Citations de Evgueni Zamiatine (377)
Nous voici arrêtés devant un miroir. À ce moment, je ne vois que ses yeux. Une idée me vient : l’homme est fabriqué de façon aussi absurde que ces “appartements” – la tête humaine n’est pas transparente, et elle n’a que deux petites ouvertures : les yeux.
Il fait jour. Un jour clair. Pression 760. Est-ce bien moi, D-503, qui ai rédigé ces deux cents pages? Est-ce possible que j'aie ressenti tout cela, ou imaginé que je le ressentais ?
J’ai eu l’occasion de lire et d’entendre bien des choses incroyables sur les temps où les gens vivaient encore à l’état libre, c’est-à-dire inorganisé, sauvage. Mais ce qui m’est toujours apparu le plus incroyable, c’est ceci : comment le pouvoir d’alors – même embryonnaire – a-t-il pu admettre que les gens vivent sans l’équivalent de nos Tables, sans les promenades obligatoires, sans aucune régulation des heures de repas, qu’ils aient pu se lever et se coucher quand bon leur semblait ? Il paraît même, selon certains historiens, que, à cette époque, la lumière brûlait toute la nuit dans les rues, toute la nuit il y avait des passants et des voitures.

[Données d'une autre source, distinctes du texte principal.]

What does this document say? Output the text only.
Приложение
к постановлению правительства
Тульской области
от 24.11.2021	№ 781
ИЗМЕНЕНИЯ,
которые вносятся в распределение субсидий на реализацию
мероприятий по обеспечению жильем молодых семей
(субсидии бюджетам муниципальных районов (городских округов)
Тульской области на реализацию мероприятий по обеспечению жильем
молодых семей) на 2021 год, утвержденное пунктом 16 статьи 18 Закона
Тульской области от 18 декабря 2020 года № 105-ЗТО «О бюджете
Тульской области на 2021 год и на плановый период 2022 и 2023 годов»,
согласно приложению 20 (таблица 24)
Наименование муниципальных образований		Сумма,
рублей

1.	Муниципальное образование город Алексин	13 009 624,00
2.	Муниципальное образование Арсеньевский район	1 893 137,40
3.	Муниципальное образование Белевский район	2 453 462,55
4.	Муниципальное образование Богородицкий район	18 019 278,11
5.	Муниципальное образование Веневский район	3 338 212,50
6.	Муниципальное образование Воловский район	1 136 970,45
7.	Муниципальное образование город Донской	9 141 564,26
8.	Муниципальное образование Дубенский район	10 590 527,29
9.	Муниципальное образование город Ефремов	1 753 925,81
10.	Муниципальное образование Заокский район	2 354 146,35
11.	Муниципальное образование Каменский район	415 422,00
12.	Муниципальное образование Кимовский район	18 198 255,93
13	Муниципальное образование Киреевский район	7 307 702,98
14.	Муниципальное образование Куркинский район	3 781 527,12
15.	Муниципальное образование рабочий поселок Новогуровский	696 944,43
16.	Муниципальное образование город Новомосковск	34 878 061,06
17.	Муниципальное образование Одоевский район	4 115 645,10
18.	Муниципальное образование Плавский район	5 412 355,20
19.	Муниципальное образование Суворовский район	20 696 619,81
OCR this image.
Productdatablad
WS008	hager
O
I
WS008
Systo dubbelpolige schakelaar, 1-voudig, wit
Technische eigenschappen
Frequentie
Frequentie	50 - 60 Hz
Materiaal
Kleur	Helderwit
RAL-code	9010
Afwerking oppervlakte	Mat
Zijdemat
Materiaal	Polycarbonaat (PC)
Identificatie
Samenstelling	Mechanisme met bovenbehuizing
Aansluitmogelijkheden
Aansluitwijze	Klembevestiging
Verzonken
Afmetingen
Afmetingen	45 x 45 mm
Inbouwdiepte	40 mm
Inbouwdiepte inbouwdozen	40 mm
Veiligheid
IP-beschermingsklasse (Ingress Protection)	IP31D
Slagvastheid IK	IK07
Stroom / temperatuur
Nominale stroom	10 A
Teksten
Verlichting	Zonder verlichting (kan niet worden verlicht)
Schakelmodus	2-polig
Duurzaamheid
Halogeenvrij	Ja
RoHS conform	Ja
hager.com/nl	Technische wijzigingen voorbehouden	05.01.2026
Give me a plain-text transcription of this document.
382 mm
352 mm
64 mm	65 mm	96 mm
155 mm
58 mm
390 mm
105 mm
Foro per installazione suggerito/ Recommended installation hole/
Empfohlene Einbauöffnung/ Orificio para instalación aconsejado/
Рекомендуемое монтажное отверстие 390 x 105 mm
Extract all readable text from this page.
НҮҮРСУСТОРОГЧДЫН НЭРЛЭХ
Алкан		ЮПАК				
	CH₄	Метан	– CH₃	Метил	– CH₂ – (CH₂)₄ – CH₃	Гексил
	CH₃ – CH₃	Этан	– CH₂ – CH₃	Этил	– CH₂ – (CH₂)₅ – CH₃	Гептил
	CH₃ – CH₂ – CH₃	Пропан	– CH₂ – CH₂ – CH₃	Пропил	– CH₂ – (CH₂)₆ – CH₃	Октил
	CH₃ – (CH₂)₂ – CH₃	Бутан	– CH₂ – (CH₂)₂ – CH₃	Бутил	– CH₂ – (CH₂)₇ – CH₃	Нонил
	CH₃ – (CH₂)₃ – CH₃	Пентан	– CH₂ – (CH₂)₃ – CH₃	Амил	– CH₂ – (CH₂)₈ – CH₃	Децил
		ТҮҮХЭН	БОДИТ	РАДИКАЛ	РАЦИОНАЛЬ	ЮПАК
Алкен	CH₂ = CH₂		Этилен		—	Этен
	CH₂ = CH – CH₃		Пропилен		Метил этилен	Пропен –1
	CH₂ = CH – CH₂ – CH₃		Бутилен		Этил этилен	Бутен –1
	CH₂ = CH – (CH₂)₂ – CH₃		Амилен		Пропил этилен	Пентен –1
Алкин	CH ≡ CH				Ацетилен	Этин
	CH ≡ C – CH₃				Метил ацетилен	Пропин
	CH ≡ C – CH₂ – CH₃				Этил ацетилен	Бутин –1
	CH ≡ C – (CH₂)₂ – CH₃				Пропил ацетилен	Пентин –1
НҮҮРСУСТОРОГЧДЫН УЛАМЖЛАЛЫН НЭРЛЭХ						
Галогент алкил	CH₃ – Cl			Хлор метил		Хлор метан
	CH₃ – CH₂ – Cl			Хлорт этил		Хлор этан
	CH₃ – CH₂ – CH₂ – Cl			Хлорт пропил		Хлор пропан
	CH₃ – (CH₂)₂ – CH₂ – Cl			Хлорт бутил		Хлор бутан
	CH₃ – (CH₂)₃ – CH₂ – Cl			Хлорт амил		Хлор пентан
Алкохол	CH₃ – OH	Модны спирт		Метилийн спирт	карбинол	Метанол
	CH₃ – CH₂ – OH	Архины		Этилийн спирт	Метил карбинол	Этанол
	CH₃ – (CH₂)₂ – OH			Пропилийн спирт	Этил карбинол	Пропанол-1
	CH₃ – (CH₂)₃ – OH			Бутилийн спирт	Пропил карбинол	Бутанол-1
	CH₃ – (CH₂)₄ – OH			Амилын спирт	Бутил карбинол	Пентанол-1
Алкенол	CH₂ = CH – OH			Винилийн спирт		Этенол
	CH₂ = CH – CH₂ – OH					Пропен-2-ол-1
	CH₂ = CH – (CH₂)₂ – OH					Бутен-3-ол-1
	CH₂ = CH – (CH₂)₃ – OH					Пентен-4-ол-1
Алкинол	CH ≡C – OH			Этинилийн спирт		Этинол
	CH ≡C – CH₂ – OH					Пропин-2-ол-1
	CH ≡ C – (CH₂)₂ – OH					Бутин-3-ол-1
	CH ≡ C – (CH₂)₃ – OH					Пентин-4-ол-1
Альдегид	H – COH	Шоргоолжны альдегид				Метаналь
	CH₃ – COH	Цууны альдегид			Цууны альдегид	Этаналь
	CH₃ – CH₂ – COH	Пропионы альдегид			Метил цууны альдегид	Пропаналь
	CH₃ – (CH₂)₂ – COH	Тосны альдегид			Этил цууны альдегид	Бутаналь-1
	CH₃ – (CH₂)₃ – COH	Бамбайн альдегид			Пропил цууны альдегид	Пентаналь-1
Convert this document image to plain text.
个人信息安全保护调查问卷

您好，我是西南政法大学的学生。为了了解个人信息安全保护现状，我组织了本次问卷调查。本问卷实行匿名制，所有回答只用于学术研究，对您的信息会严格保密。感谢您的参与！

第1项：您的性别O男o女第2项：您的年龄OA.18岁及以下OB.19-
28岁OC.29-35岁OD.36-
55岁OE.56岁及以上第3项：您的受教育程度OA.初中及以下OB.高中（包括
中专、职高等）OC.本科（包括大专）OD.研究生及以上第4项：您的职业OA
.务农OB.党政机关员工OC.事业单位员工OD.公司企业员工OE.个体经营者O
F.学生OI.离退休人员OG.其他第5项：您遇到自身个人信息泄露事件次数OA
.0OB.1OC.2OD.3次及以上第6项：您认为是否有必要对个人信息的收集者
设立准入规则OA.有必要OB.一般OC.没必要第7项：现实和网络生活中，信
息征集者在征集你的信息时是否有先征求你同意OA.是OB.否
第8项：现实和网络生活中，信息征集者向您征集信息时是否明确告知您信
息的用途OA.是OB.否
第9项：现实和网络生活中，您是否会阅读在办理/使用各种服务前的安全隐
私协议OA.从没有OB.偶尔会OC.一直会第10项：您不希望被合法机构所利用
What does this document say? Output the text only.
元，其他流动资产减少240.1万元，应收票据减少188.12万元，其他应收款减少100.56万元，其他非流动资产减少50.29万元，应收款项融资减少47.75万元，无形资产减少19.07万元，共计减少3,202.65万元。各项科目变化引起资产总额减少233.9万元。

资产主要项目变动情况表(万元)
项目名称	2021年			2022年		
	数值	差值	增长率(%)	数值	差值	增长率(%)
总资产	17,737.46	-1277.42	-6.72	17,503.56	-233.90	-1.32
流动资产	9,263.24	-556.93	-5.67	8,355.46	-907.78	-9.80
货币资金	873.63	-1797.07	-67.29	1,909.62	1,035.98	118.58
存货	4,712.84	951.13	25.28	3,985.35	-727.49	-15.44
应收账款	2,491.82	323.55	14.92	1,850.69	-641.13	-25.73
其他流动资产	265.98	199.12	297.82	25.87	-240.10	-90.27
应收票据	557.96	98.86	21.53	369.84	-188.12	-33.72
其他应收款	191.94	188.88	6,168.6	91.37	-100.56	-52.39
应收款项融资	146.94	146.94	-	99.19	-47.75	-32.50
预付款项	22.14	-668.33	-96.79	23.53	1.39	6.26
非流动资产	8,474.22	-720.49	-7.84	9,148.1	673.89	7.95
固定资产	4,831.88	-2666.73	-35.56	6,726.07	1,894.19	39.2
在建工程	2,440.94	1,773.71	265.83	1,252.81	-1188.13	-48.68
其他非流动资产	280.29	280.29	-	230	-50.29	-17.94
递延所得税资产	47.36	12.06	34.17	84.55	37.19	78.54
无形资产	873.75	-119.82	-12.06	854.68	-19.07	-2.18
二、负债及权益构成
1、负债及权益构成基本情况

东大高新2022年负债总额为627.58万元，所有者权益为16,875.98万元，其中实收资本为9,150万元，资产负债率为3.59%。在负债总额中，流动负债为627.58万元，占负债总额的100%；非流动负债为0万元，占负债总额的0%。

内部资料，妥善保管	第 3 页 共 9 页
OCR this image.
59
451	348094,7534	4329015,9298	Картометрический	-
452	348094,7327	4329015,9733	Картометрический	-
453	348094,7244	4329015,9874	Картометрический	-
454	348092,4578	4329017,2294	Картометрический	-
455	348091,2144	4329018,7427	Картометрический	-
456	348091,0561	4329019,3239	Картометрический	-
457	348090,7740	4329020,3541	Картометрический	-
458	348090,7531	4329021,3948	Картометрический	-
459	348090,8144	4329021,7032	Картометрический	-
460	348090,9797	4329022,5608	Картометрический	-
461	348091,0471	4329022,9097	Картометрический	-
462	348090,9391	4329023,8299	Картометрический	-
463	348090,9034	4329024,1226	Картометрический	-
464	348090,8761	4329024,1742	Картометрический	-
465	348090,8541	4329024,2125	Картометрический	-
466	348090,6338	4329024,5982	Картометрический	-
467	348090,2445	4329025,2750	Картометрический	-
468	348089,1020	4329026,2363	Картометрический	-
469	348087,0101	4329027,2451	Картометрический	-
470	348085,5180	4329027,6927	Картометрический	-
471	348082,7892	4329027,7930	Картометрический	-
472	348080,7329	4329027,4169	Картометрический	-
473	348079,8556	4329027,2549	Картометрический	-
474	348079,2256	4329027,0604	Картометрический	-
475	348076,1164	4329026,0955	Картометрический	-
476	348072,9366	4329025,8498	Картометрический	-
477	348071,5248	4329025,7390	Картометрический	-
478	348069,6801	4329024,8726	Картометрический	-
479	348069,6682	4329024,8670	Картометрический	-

Je reste seul. D'elle - il ne me reste que ce parfum à peine perceptible, qui ressemble à la poussière sucrée, sèche, jaune que secrètent certaines fleurs, derrière la Muraille. Et aussi : ces questions - comme de petits crochets, profondément enfoncés en moi - on dirait les hameçons qu'utilisaient les anciens pour prendre les poissons (Musée antéhistorique).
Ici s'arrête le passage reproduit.